Regardless,  the point is that I did believe in God. I'd try imagining what he looks like, what he's doing right now and what does he think about me. Do I stand out to him from all the other kids? Does he have anything special in store for me?

Then one day when I was about ten I chatted to one of the older kids in school who told me God didn't exist. I was amazed by his stupidity, but couldn't come up with any counter argument other than the fact that I thought God existed because I was told so. To demonstrate his point the kid said that if God exists He should strike him down with thunder right now to prove it. Nothing happened. Obviously God was either too busy, couldn't care less or simply had a rule against smiting stupid young boys. But it made me think. I haven't stopped thinking since.

I don't know if God exists. If he did have a plan for me and it included becoming Blake's father, then high-five, God. Well played. But I don't know. So many horrible things have happened under His watch to good people who believed in Him. For my family it was the holocaust where we lost lots of family members both on my and my husband's sides of the family, including many children. So if God does exist, I'm not sure I like him very much.

When Blake was born we were faced with an interesting situation. He wasn't technically Jewish as neither his biological mother or surrogate carrier were Jewish. The "proper" type of Judaism, the one recognized by the state of Israel, is the Orthodox type. For a baby to convert, it's really his parents who need to go through the conversion process by proving to be dedicated Jews which we're not. We'd fail it even before we start just for being a gay couple. So Blake isn't Jewish. What does it even mean? Who cares?

I used to care. I used to think that it was important that my kids should be Jewish, but for the love of Ann Heche's post-Ellen career I can't think why.  I guess because I was told so.

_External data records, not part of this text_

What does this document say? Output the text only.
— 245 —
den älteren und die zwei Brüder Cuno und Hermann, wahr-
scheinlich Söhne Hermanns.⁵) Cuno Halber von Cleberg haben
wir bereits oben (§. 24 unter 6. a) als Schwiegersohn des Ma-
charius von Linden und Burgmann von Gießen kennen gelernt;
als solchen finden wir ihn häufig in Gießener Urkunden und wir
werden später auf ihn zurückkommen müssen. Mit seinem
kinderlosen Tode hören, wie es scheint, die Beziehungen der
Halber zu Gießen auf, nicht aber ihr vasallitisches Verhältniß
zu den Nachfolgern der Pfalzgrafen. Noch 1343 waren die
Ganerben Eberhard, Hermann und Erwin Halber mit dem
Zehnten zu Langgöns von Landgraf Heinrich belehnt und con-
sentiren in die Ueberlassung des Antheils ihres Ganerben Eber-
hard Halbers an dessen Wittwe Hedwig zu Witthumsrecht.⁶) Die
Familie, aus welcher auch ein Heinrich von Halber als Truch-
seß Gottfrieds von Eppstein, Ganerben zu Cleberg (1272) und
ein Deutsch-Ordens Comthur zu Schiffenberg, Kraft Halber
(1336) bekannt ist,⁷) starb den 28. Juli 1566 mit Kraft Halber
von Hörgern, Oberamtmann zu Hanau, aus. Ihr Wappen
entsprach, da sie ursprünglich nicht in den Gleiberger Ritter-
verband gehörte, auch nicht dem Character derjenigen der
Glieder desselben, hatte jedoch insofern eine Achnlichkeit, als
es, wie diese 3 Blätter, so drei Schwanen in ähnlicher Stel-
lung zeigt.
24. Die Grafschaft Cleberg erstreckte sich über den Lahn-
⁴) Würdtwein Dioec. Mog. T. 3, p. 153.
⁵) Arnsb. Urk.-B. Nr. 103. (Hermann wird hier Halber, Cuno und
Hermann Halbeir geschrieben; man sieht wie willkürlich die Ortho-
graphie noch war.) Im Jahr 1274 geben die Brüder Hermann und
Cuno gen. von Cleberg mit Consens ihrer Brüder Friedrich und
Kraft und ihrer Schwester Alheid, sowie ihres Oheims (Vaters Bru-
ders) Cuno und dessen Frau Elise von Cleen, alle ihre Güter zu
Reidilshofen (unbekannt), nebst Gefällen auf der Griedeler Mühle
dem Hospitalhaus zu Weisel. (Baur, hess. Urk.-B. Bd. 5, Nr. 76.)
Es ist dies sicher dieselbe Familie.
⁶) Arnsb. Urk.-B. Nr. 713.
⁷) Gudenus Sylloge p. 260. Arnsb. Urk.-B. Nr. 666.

Blake was baptised so he's technically Christian. The only reason I went for it was because I like the idea of Godparents, especially the fact that his biological mother became his godmother.

If people ask me for my religion (and thankfully most people aren't that nosey and rude) the answer will usually be "I'm Jewish, but...". If Blake will asks me what religion we are (or more correctly, when he does) I'll tell him the truth in simple terms: we have Jewish background and he was baptised, but he can be whatever he wants.

Giving your child a choice regarding religion rather than shove your existing one down their throat. Now there's an idea!



With my luck he'll become a scientologist.


Jon said...

Good post. Chris and I are not religious either (not welcome in any organized religion!) but we are very spiritual people and embrace all sorts of different thinking on the unknown. Whether we buy it or not is another story. We are currently grappling with the issue of religion in the lives of our twins. On the one hand, we don't want them stigmatized in life or as adults if they lack any alignment with organized religions and want to see them be as comfortable with the mainstream as with the fringe, but we also don't want them receiving instruction that will ultimately turn them against us. We recently attempted to have them baptized (due to heavy pressure from family) but were rejected by three priests. Talk about hypocrisy. All stated that they "embraced everyone, especially children" but when it came time to set dates they reneged. It is very sad to think about. Like you, we tell people that we and the babies have "Christian consciousness" but will probably never belong to any organized religion.

Ironically, I think that in 5-6 generations medical science and technology will have evolved to the point where humans will have discovered ways to regenerate organs and repair the body at the cellular level to prolong death indefinately. It is starting to happen already. This is the proverbial "immortality" that all religions seek but it won't come through some divine being's judgement once we die, instead it will be realized by the unfettered imagination and critical thinking of lowly human beings who are not trapped by the fear and paranoia that most religious thinking engenders.

Good to know that there are other like-minded people out there.

Mark said...

Mickey, too late. I've already told everyone that I have a cool Jewish Pen-Pal. So if anyone asks, just play along. m.

lovesmukiwa said...

I love this post. Although my background is very different from yours it is also a religious one. Spirituality and religion and raising our children is something I think about often but I haven't figured out yet what to do about it all.